# Prove that the group of moves of the Rubik’s cube is not abelian.

I'm currently working in the following excercise:

Remember that $$G$$ is the group of moves of the Rubik’s cube. Prove that this group is not abelian.

I'm starting from picking two moves $$M_1$$ and $$M_2$$ and I'm looking at their commutator $$[M1, M2]$$, which is defined to be $$M_1M_2M_1^{−1}M_2^{-1}$$, but I'm not sure this is the way to proceed and which steps to go forward with the proof.

Thanks in advance for any hint or help and for taking the time to read my question.

• Get yourself a (solved) rubik's cube and try the moves $RUR'U'$. If the cube isn't solved afterwards, the commutator isn't the identity. It doesn't have to be a real one, it could be a virtual one as well. – jgon May 26 at 2:30

More precisely, $$G$$ is the set of positions reachable from a solved cube, since the single-turn moves are obviously not closed under addition.

As stated in comments, the proof that $$G$$ is non-abelian proceeds by counterexample: $$[F,R]=FRF'R'\ne e$$, using Singmaster notation.

• Hmm but how does $G$ being the group of positions make sense? So $G$ is a set consisting of $100$ trillion positions (or whatever the number is)? How do you compose two positions? – Ovi May 26 at 2:44
• @Ovi Positions are represented by the sequence of moves needed to get from the solved state to that position. Positrons are composed by performing their corresponding moves, one sequence after the other. – Parcly Taxel May 26 at 2:45
• @Ovi Also, the number of cube positions is 43 quintillion. – Parcly Taxel May 26 at 2:49
• Ah thank you very much for explaining.

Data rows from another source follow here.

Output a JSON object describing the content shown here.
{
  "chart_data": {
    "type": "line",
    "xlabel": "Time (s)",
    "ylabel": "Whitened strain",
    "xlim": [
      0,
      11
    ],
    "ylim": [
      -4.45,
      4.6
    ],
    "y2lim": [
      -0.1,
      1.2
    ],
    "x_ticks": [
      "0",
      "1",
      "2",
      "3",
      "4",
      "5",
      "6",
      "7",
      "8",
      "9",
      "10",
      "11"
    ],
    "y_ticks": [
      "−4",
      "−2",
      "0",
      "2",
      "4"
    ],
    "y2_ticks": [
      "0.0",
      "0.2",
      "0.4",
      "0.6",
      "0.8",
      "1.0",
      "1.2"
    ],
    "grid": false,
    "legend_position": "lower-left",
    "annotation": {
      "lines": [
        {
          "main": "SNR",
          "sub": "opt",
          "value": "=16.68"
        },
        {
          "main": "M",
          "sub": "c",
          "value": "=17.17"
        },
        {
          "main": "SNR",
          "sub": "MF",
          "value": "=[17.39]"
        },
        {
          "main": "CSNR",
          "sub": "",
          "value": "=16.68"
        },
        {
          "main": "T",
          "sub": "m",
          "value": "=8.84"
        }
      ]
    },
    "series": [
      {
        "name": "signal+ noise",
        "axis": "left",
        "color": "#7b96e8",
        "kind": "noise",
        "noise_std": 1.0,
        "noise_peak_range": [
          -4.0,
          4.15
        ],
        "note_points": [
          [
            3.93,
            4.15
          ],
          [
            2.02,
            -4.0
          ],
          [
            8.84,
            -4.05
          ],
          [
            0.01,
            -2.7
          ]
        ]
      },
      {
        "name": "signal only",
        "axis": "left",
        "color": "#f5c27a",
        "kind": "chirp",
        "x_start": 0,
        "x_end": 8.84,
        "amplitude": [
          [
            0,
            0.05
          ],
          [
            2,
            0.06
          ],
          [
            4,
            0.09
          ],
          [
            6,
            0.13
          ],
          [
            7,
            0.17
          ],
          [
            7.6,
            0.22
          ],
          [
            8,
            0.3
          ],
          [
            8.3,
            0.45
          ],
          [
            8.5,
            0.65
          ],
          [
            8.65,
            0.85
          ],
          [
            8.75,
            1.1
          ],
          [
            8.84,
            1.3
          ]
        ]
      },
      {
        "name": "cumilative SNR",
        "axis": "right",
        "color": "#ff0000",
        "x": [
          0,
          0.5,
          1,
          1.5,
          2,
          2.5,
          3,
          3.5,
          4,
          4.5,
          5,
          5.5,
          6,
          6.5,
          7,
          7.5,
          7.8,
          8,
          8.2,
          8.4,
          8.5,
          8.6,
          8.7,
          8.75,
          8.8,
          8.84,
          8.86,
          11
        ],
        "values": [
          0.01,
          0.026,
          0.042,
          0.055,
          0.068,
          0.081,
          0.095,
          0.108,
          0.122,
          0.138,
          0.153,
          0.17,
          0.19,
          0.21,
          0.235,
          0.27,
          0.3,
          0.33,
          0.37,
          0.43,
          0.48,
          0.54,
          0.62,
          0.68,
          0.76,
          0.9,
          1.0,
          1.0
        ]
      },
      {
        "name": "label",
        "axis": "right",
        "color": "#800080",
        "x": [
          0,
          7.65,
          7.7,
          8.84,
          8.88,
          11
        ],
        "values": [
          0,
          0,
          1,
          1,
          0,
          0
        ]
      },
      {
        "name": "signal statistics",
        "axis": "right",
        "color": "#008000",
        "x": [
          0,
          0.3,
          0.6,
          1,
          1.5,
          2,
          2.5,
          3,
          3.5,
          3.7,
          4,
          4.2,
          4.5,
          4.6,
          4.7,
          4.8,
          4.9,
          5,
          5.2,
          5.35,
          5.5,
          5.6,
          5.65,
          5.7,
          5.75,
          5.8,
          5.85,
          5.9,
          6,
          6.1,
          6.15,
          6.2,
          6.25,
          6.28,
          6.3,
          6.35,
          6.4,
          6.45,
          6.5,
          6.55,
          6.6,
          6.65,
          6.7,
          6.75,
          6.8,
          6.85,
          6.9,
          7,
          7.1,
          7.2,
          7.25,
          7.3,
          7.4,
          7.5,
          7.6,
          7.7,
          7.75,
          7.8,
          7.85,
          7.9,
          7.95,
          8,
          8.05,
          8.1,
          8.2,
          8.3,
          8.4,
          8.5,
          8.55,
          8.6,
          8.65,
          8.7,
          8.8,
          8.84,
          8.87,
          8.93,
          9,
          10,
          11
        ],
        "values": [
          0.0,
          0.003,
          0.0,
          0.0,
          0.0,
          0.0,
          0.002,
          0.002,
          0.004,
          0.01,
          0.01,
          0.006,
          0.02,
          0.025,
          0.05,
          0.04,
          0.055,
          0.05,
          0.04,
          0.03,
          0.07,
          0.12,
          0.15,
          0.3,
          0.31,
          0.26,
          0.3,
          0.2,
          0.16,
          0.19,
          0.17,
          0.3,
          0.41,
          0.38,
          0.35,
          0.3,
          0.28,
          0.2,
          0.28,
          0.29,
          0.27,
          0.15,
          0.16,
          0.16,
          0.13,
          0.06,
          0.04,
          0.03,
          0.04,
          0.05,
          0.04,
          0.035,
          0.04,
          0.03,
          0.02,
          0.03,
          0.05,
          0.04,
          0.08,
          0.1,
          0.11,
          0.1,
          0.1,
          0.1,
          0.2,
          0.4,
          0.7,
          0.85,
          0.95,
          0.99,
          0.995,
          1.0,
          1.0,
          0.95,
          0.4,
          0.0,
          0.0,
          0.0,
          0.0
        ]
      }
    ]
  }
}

Could I also ask you about clarification on the second part of your first sentence? In my mind, if you fix the Rubik's cube and only allow yourself to twist it's layers, there are 9 twitsts you could do. Is this related to your first sentence? – Ovi May 26 at 4:21
• @Ovi Yes, in that there are far fewer results of turn compositions than are positions. – Parcly Taxel May 26 at 6:02

Consider a directed graph whose vertex set $$V$$ is the set of all configurations of Rubik's cube, and which has an arc (directed edge) from $$x$$ to $$y$$ with edge label $$A$$ if it is possible to go from $$x$$ to $$y$$ by applying transformation $$A$$.

It needs to be shown that if $$A$$ and $$B$$ are transformations, then $$AB$$ is in general not equal to $$BA$$.

It suffices to show that in the directed graph constructed above, if the current configuration is $$z$$, then taking the arc $$A$$ followed by $$B$$ will give a different destination vertex (i.e. different destination configuration) than if arc $$B$$ was taken before arc $$A$$. But this is clear if you visualize the Rubik's cube (or obtain a cube and try from any given starting configuration). For example, take $$A$$ and $$B$$ to be 90 degree clockwise rotations of the top face and the right face, respectively.